Inflation or deflation?
The debate is still going on:
Understand labor market dynamics
What we will be witnessing may well be another jobless recovery, just like after 1991 and 2001 recessions.
With working hours of full-time workers being cut (see chart 1 below), and a lot of people on part-time-job roll (chart 2), when true economic recovery comes, employers will first increase working hours of existing full-time workers, then transfer people from part-time roll back into full-time. This means any new hiring will come very late and slow…maybe years after official recession ends. Measure of broader unemployment rate, including drop of part-time workers from full-time labor force, in fact now already reached over 16% (chart 3).
Chart 1.
(click to enlarge; graph courtesy of calculatedrisk)
Chart 2.
(click to enlarge; graph courtesy of calculatedrisk)
Chart 3.
Here below is an analytic piece from WSJ yesterday on the same topic:
Jobs Data Mow Down ‘Green Shoots’
June’s payrolls numbers contradict the “green-shoots” thesis. Worse, the data suggest that when they do appear, they won’t exactly shoot up.
Since the U.S. officially entered recession in December 2007, 6.9 million jobs have been lost, on a seasonally adjusted basis. More bad news lies beneath Thursday’s headline numbers. The average workweek fell to 33 hours, the lowest ever on record and 0.8 hours less than before the recession began.
If Americans still were clocking those extra 48 minutes a week now, then the same aggregate amount of work could get done with 3.3 million fewer employees. The implication is that, were it not for shorter workweeks, the unemployment rate would be 11.7%, not the official 9.5%.
Stealth underemployment also is evident in the rise in the number of workers taking part-time jobs due to the slack economy. Their ranks have doubled in this recession, to about nine million, or 5.8% of the work force.
The likelihood is that when economic activity picks up, employers will choose to increase hours on existing workers and bring back part-time workers to full-time status before making new hires.
That sets up a recovery that could rival the previous upswing in terms of joblessness. The difference between any coming upturn and the one that ended in December 2007 is that struggling workers will have less credit available to maintain spending habits. Paradoxically, labor’s woes likely will enable many firms to beat near-term earnings expectations, as wage costs dwindle or stagnate. But the unavoidable conclusion is that the consumer-spending power needed to fuel a sharp rebound in the economy just isn’t there.
China’s strategic commodities buildup
I have voiced caution in using commodity prices, especially copper, as leading economic indicator. With new data coming out of China, it looks like China has been strategically building up commodities inventory and a good part of Chinese recovery story as reflected by commodities prices may have gone a bit too far.

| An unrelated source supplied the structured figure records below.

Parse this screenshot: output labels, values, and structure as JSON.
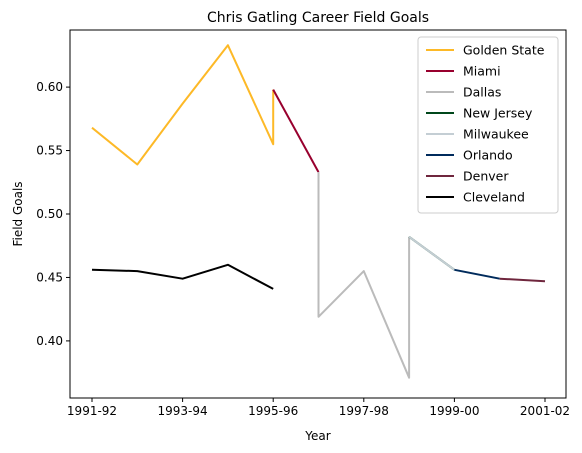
{
  "chart_data": {
    "type": "line",
    "title": "Chris Gatling Career Field Goals",
    "xlabel": "Year",
    "ylabel": "Field Goals",
    "x_categories": [
      "1991-92",
      "1992-93",
      "1993-94",
      "1994-95",
      "1995-96",
      "1996-97",
      "1997-98",
      "1998-99",
      "1999-00",
      "2000-01",
      "2001-02"
    ],
    "x_tick_labels": [
      "1991-92",
      "1993-94",
      "1995-96",
      "1997-98",
      "1999-00",
      "2001-02"
    ],
    "ylim": [
      0.355,
      0.645
    ],
    "y_ticks": [
      0.4,
      0.45,
      0.5,
      0.55,
      0.6
    ],
    "y_tick_labels": [
      "0.40",
      "0.45",
      "0.50",
      "0.55",
      "0.60"
    ],
    "legend_position": "top-right",
    "grid": false,
    "series": [
      {
        "name": "Golden State",
        "color": "#FDB927",
        "points": [
          [
            "1991-92",
            0.568
          ],
          [
            "1992-93",
            0.539
          ],
          [
            "1993-94",
            0.587
          ],
          [
            "1994-95",
            0.633
          ],
          [
            "1995-96",
            0.555
          ],
          [
            "1995-96",
            0.598
          ]
        ]
      },
      {
        "name": "Miami",
        "color": "#98002E",
        "points": [
          [
            "1995-96",
            0.598
          ],
          [
            "1996-97",
            0.533
          ]
        ]
      },
      {
        "name": "Dallas",
        "color": "#BBBBBB",
        "points": [
          [
            "1996-97",
            0.533
          ],
          [
            "1996-97",
            0.419
          ],
          [
            "1997-98",
            0.455
          ],
          [
            "1998-99",
            0.371
          ],
          [
            "1998-99",
            0.482
          ]
        ]
      },
      {
        "name": "New Jersey",
        "color": "#00471B",
        "points": [
          [
            "1998-99",
            0.482
          ],
          [
            "1999-00",
            0.456
          ]
        ]
      },
      {
        "name": "Milwaukee",
        "color": "#C4CED4",
        "points": [
          [
            "1998-99",
            0.482
          ],
          [
            "1999-00",
            0.456
          ]
        ]
      },
      {
        "name": "Orlando",
        "color": "#002B5C",
        "points": [
          [
            "1999-00",
            0.456
          ],
          [
            "2000-01",
            0.449
          ]
        ]
      },
      {
        "name": "Denver",
        "color": "#6F263D",
        "points": [
          [
            "2000-01",
            0.449
          ],
          [
            "2001-02",
            0.447
          ]
        ]
      },
      {
        "name": "Cleveland",
        "color": "#000000",
        "points": [
          [
            "1991-92",
            0.456
          ],
          [
            "1992-93",
            0.455
          ],
          [
            "1993-94",
            0.449
          ],
          [
            "1994-95",
            0.46
          ],
          [
            "1995-96",
            0.441
          ]
        ]
      }
    ]
  }
}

The below chart from BoFIT looks at China’s crude and iron ore imports, at a 3-month moving average, dating back to 2001. The recent sharp jump at both imports can’t even be justified during normal economic times, let alone we are in the deepest recession since WWII.
There is only one explanation: China is buying commodities on the cheap.
More analysis from BoFIT:
China’s appetite for commodities driven by desire to build up inventories. Although the volume of Chinese imports overall is still down 6 % from last year (and down 25 % in value terms), import volumes have rebounded sharply in recent months due largely to a massive increase in commodity imports. Crude oil import volumes now exceed last year’s level and iron ore imports are up about a third from last year (see chart). Imports of pure aluminium and copper have skyrocketed from previous years.
The growth in imports of metallic ores and refined metals has been driven in part from of a revival in construction activity as a result of the government’s stimulus package. Increased construction, in turn, has helped steelmakers recover from last year’s production collapse. Carmakers are also driving metal demand. In May, China produced about 600,000 passenger cars, a third more than in May 2008.
Higher output, however, does not fully explain the increase. Companies appear to be taking advantage of a slump in global commodity prices to replenish depleted raw material inventories; energy prices are about half of last year’s peak and metal prices are off 40 % from their recent highs. There is also evidence that certain commodities are cheaper abroad right now than in China. For example, China’s own iron ore production is still well below the level of a year ago.
China’s building up of strategic commodity reserves is affecting global demand for crude oil and metals. Its recent aggressive purchasing of pure aluminium and copper may be related to the build up.